As the WMT management team was embracing AI, streamlining operations, and boosting margins, it was also in conversation with Nasdaq about its stock listing. For more than half a century, its shares were listed on the NYSE. That changed following its announcement on November 20, 2025.

KD

Source: YCharts & Nasdaq Index Options

The press release from WMT cited: “Moving to Nasdaq aligns with the people-led, tech-powered approach to our long-term strategy.”

There’s a couple of other important points worth highlighting.

From an investor’s perspective, the decision has been meaningfully rewarded over the past two and a half months. WMT stock has added ~30% since the switch announcement. The market capitalization for the largest “retailer” in the world moved from ~$800 billion to more than $1 trillion during the first week in February.

A potential ancillary consideration for companies with respect to their listing involves index membership. Only Nasdaq-listed companies are eligible for inclusion in the Nasdaq-100 Index® (NDX®).

NDX has become a globally recognized collection of 100 of the most innovative, large-cap companies. Walmart, and others, including Palantir (PLTR), almost certainly considered the potential impact of inclusion when making a consequential listing decision.

In early January, Nasdaq announced that WMT would become an NDX component. A similar progression played out with PLTR roughly a year earlier. Shares of both WMT and PLTR have vastly outpaced essentially all market benchmarks since their moves to the Nasdaq stock market.

KD

Source: YCharts & Nasdaq Index Options

Darwin to Dollars

Darwin’s “Survival of the Fittest” supposition plays out in nature and capital markets. The financial narrative involves the ongoing evolution of an equity index that many still view as a “tech bellwether.” That potentially anachronistic thinking is being re-examined by investors of all types.

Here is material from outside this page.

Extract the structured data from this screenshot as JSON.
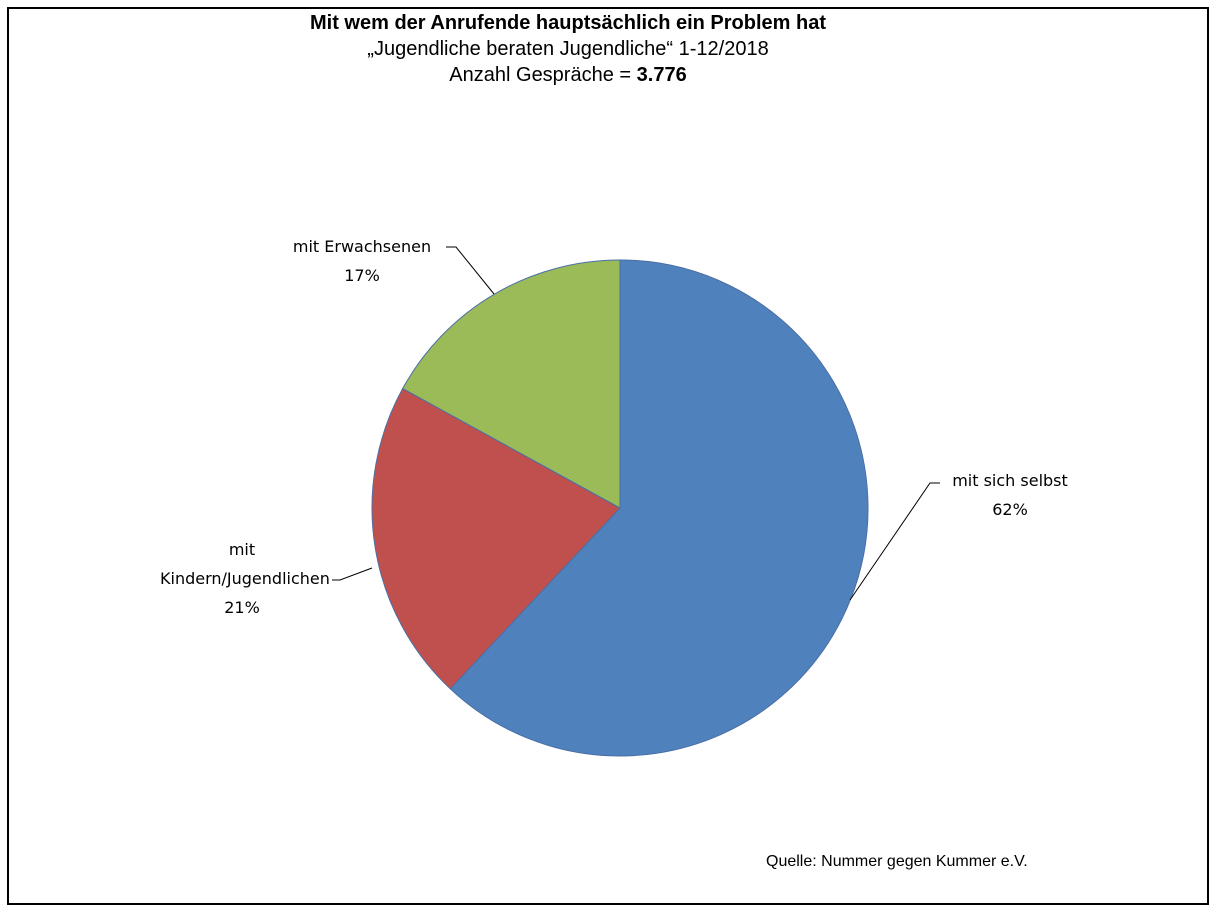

In the modern economy, adaptation is the expectation. As consumers and investors, we vote with our pocketbook. NDX constituency is arguably an indication of “economic fitness.” NDX has become “the benchmark for the 21st century” and membership really does have its privileges.

Back to the Future

As my son approaches the age when I was buying grunge albums, he’s able to use a Microsoft laptop, the Google search engine, and get things he might need on Amazon, Walmart, Costco, or Shopify.

The computer is powered by semiconductors that NVIDIA, Broadcom, AMD, Intel, or Texas Instruments may have produced.

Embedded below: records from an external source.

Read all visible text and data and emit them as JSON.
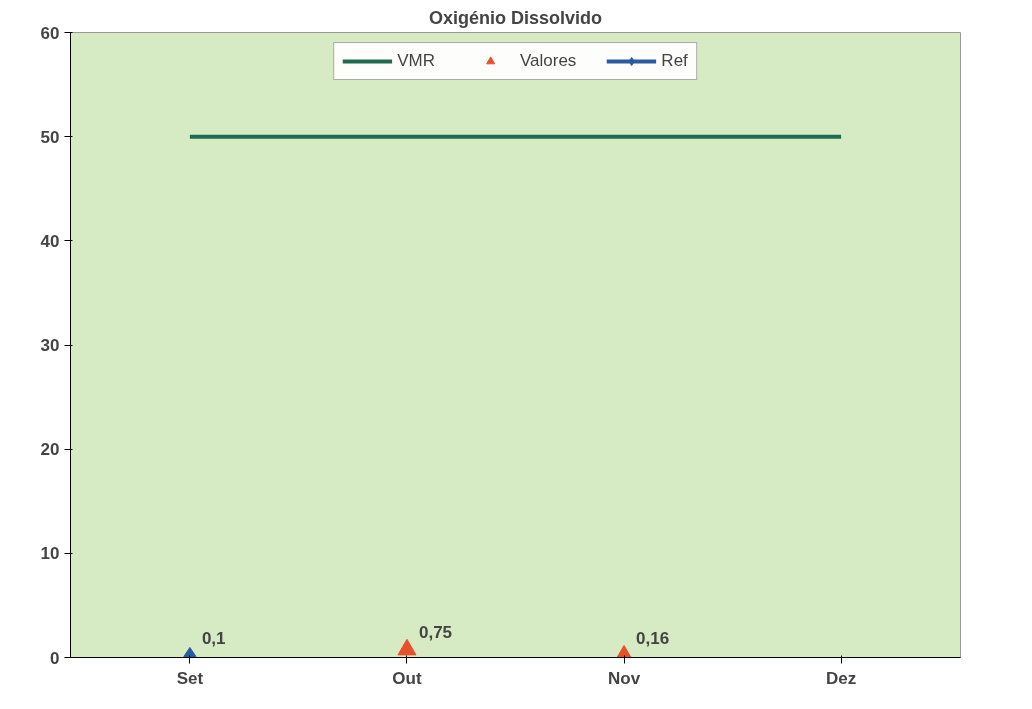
{
  "chart_data": {
    "type": "line",
    "title": "Oxigénio Dissolvido",
    "categories": [
      "Set",
      "Out",
      "Nov",
      "Dez"
    ],
    "ylim": [
      0,
      60
    ],
    "yticks": [
      0,
      10,
      20,
      30,
      40,
      50,
      60
    ],
    "grid": false,
    "legend": "top center",
    "series": [
      {
        "name": "VMR",
        "color": "#1f6b4f",
        "marker": "none",
        "values": [
          50,
          50,
          50,
          50
        ]
      },
      {
        "name": "Valores",
        "type": "scatter",
        "color": "#e8502a",
        "marker": "triangle",
        "values": [
          null,
          0.75,
          0.16,
          null
        ],
        "value_labels": [
          null,
          "0,75",
          "0,16",
          null
        ]
      },
      {
        "name": "Ref",
        "color": "#2a5aa0",
        "marker": "diamond",
        "values": [
          0.1,
          null,
          null,
          null
        ],
        "value_labels": [
          "0,1",
          null,
          null,
          null
        ]
      }
    ]
  }
}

Tonight, maybe we’ll order DoorDash, pop on the television, connected by a Cisco server via Applied Materials inputs to stream a movie on Netflix which is bidding for Warner Brothers Discovery. He’s not worried – I’ll pay the Comcast and Exelon bills.

Meanwhile, I’m approaching an age when I may need Amgen, Gilead Sciences, Vertex Pharmaceuticals, or Regeneron products. Hopefully I can avoid needing Intuitive Surgical devices used on me in the near term.

Over the weekend, I may let him have Pepsi and I’ll have a diet Dr. Pepper, and we’ll share snacks from Mondelez. I can get Starbucks coffee or a Monster Beverage in the morning before I pop into O’Reilly Automotive to get new windshield wipers. I’ll need them in case there’s rain on the trip to Iowa next month where we’ll stay at a Marriott property.

I already know that the Nasdaq-100 Index expands well beyond tech. As my son's generation inherits this economy, it'll judge companies not by their industry label, but by their ability to innovate. In that world, ”technology company” isn't a sector, it's a survival strategy. And the index that captures that reality becomes not just a benchmark, but a mirror of economic evolution itself.

Every highlighted name is a unique NDX constituent.